I’ve never actually met Daniel Caesar personally, so I obviously can’t speak to his formative experiences on a granular level, but I do know a thing or two about Oshawa based on my family’s assorted history there. So, in the spirit of trying to contextualize the various environmental factors that could have potentially led to the formation of Caesar’s misguided worldview, here are a few anecdotal observations about what it’s like to grow up in this city.
As I mentioned above, Oshawa, despite its proximity to a region of nearly unprecedented multicultural diversity, is still overwhelmingly white. By virtue of this, minority children who grow up here are often made to feel like outsiders by default, forced to assimilate to the dominant culture in order fit in socially, but never quite able to bridge this gap entirely. It creates the classic struggle that people of color have been discussing for years, wherein they feel trapped between two worlds at once.

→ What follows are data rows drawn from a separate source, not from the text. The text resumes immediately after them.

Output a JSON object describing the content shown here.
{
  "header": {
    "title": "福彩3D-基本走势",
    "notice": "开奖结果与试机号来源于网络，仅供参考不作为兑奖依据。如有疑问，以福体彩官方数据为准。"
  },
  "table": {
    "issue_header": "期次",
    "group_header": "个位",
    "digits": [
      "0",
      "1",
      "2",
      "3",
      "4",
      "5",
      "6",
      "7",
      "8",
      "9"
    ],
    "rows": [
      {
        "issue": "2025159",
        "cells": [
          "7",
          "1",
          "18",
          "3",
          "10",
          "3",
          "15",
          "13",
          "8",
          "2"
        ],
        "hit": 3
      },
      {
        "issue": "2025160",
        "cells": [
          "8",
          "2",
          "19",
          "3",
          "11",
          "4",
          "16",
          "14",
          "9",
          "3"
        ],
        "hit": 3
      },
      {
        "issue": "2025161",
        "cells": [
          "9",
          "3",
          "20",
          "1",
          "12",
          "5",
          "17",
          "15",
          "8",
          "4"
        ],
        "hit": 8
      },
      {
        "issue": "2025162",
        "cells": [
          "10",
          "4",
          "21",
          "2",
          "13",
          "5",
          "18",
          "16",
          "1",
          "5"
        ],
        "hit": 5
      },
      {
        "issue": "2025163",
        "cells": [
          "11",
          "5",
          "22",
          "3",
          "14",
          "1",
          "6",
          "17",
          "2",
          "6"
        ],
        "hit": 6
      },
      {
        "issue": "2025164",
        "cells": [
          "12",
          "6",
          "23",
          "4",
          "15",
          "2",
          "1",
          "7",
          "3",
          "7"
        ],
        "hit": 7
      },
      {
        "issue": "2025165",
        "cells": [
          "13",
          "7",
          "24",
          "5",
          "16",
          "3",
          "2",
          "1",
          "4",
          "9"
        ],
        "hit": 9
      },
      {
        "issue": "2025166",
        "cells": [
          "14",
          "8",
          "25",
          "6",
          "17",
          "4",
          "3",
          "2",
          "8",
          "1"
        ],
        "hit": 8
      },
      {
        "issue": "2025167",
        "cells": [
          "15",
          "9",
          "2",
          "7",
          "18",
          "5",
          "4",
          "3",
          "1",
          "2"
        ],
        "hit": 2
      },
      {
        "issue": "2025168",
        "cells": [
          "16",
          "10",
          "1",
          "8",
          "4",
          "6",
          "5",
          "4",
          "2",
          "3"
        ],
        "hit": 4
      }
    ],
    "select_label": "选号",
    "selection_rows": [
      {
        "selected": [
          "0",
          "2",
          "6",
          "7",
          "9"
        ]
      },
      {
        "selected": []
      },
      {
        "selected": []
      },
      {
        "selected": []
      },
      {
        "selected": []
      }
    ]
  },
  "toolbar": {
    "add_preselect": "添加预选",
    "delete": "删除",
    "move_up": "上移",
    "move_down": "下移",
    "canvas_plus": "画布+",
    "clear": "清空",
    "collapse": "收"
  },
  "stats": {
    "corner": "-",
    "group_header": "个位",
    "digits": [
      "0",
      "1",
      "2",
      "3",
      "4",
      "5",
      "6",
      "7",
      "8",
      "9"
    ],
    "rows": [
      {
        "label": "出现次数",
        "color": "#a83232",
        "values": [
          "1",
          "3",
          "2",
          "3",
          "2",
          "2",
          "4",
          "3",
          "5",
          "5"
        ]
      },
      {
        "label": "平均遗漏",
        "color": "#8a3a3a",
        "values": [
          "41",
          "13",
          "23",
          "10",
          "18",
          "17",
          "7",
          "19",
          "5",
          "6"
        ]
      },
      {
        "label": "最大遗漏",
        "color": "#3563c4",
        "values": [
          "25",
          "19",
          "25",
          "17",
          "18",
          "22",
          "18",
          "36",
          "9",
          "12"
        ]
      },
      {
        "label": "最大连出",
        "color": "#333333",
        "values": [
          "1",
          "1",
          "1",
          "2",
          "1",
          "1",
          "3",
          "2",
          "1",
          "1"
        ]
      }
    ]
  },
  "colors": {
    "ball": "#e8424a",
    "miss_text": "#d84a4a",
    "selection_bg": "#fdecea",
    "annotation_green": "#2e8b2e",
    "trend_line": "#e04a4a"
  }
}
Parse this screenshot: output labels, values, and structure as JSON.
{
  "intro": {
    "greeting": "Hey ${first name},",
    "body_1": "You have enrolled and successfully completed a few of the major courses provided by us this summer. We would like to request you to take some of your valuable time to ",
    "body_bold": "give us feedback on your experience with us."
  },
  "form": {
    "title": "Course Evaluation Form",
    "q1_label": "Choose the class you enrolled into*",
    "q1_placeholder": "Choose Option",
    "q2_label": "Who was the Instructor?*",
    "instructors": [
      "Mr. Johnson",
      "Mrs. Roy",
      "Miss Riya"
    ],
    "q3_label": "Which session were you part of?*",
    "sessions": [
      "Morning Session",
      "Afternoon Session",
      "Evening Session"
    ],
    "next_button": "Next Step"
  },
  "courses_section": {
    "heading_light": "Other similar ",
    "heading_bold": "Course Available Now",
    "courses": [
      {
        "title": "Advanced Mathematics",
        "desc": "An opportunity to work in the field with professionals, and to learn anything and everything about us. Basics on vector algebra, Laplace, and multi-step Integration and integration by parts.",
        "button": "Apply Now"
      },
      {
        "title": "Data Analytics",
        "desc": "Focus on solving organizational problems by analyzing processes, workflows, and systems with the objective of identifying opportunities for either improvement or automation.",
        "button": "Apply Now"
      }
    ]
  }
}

As kids feel constantly out of place, simply on the basis of their appearance, they conform to the tastes and ideologies of the friends they grow up with, making them “too white” to fit in with the members of their own ethnic communities. Wishing to feel at home in either of their communities, it is not uncommon for these kids to start desperately clinging on to any semblance of approval.
Unfortunately, by virtue of this same geographical closeness to the big city, ethnic stereotypes trickle East throughout the Greater Toronto Area over time, eventually finding their way to Oshawa and seeping into the minds of its residents.
Yet, whereas people who live in the big city have enough exposure to minority groups to appreciate their disparate natures, a lot of kids in Oshawa may know just one representative from each particular minority group. Often, it’s the kid who grew up with them, generally emulating their behavior at all turns. Over time, this produces a lot of insidious exceptionalism. There are only so many times a kid — one who may be desperate for approval — can receive a backhanded compliment, saying “you’re not like the other people in your [minority group]” before they start to internalize it and develop a subconscious prejudice for their own people.
With this context in mind, perhaps you can see how a young black kid growing up in Oshawa, like Daniel Caesar, may have arrived at the viewpoint on racial politics that he espoused on Instagram two days ago. If, hypothetically, he grew up with a bunch of kids who constantly complained about supposed reverse racism, felt the need to agree with them in order to fit in, and then subconsciously internalized this perspective over time, it’s not insane to think that he has a fair amount of unlearning to do before he can come out the other end as “woke” as you or me.
Once you take a moment to appreciate this, doesn’t it seem like a bit of an overreaction to “cancel” him indiscriminately?
I’m not suggesting that it’s the responsibility of marginalized people to educate Caesar on something that should be self-evident, or even suggesting that he’s deserving of their empathy in this regard. But if the ultimate goal of all this discourse is to foster greater social awareness, I’m not sure righteously cracking jokes about his appearance on social media is the way forward, either.